The Seattle Times: Aviation High soars into the future, landing next to Boeing Field
Some gravel, some dirt, a lot of weeds and, in one corner, a portable toilet. That's about all that's been sitting in this vacant lot north of the Museum of Flight along East Marginal Way South.
To imagine this as the site of a cutting-edge educational facility that will help produce tomorrow's engineers, scientists, pilots, technicians and entrepreneurs takes vision.
Fortunately, vision is the common denominator among those who will gather Tuesday for the groundbreaking of the $43.5 million Raisbeck Aviation High School.
Donors and dreamers, educators and museum professionals, industry and government leaders, architects, planners and builders, even students have their stamp on the three-story school building due to open in 2013.
"We want to inspire the generation that's going to write the story of the second century of flight," said Douglas King, Museum of Flight CEO.
King said the museum — long before he came on board early this year — decided its goal wasn't just to collect and preserve aviation history but to help shape it.

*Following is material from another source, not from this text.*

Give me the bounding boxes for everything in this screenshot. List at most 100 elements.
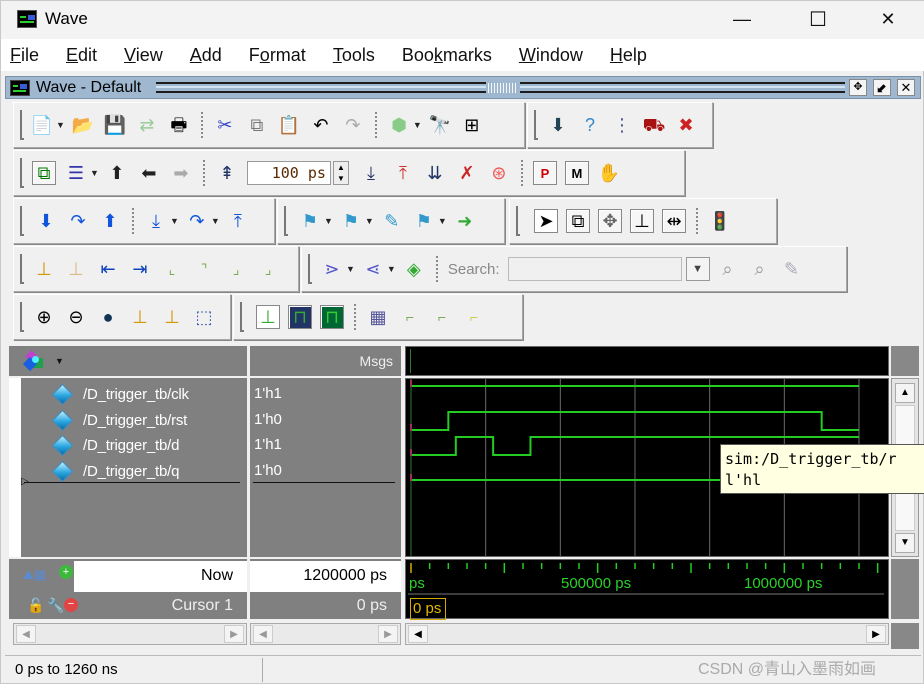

Aviation High School, a public school that's part of the Highline School District, actually opened in 2004. It operated for its first few years at South Seattle Community College and, more recently, on the campus of a Des Moines middle school.
"We've been nomads," said Reba Gilman, principal since the school opened.
From the school's inception, the museum has been envisioned as its eventual home, Gilman said. Not only will it provide ready access to the museum's resources, it will put the school at the doorstep of some 200 flight-related businesses operating out of the Boeing Field area.
"Our goal is that every student is connected with a mentor in the aviation/aerospace industry," Gilman said. "We want them [the mentors] to come for lunch with students, share their education and career pathways, and be a true member of our learning community."
Every aspect of the building will reinforce its mission, Gilman said, including project labs in which students can build robots, rockets, model airplanes — even a small airplane.
Instead of athletics, the school will field "sports of the mind" teams, on which students use science, technology, engineering and communication skills to tackle real-world projects.
The building, designed by Bassetti Architects and being built by Porter Brothers Construction, will have a high-tech computer lab as well as meeting spaces where small groups can collaborate. A balcony looks out toward Boeing Field, where some 300,000 takeoffs and landings a year reinforce the nature of the school's curriculum.
The museum also will benefit from the juxtaposition, King said, by tapping the energy and vitality of high-school students to help with exhibits and programs at the museum.
When the school moves to its new quarters, its new name will honor the commitment of James and Sherry Raisbeck of Seattle, who have donated $3 million toward the school's construction. James Raisbeck heads Raisbeck Engineering and Raisbeck Commercial Air Group, innovators in aviation design.
Boeing has contributed $4 million. Jim Albaugh, Boeing Commercial Airplanes CEO, said the school could be an important part of producing the company's future workforce, noting that half of Boeing's engineers are expected to retire over the next five years.
Gilman said the school is looking for students "who are inspired by aviation and aerospace" and ready to pursue a rigorous education in "STEM" subjects: science, technology, engineering and math. The school intends to stay small to focus effectively on individual students. This fall's freshman class of 115 was drawn from a pool of some 275 applicants, Gilman said.
Half of the school's 425 students come from the Highline School District; the others are drawn from a wide area around Puget Sound. Of 330 students who graduated in the school's first four classes, 95 percent have gone on to college.
Some of those graduates will participate in a ceremonial fly-in at Tuesday's event.
Among them will be Joey Marco, 21, of Des Moines, who's wanted to be a pilot since he was a toddler. He recalls cross-country flights to see relatives or go on vacation, "And it was always the trip I looked forward to, not the destination."
Marco was in Aviation High School's initial graduating class, 2008 — the same year he got his pilot's license. This year, he graduated from Florida's Embry-Riddle Aeronautical University, completing four years of curriculum in three.
He soon will head to basic training in the Air Force, where he hopes to become an officer and fighter pilot. The value of his experience at Aviation High School, which included learning directly from pilots and aviation engineers, was evident at Embry-Riddle.
"We had students from all over," Marco said, "and I felt I was better prepared than most."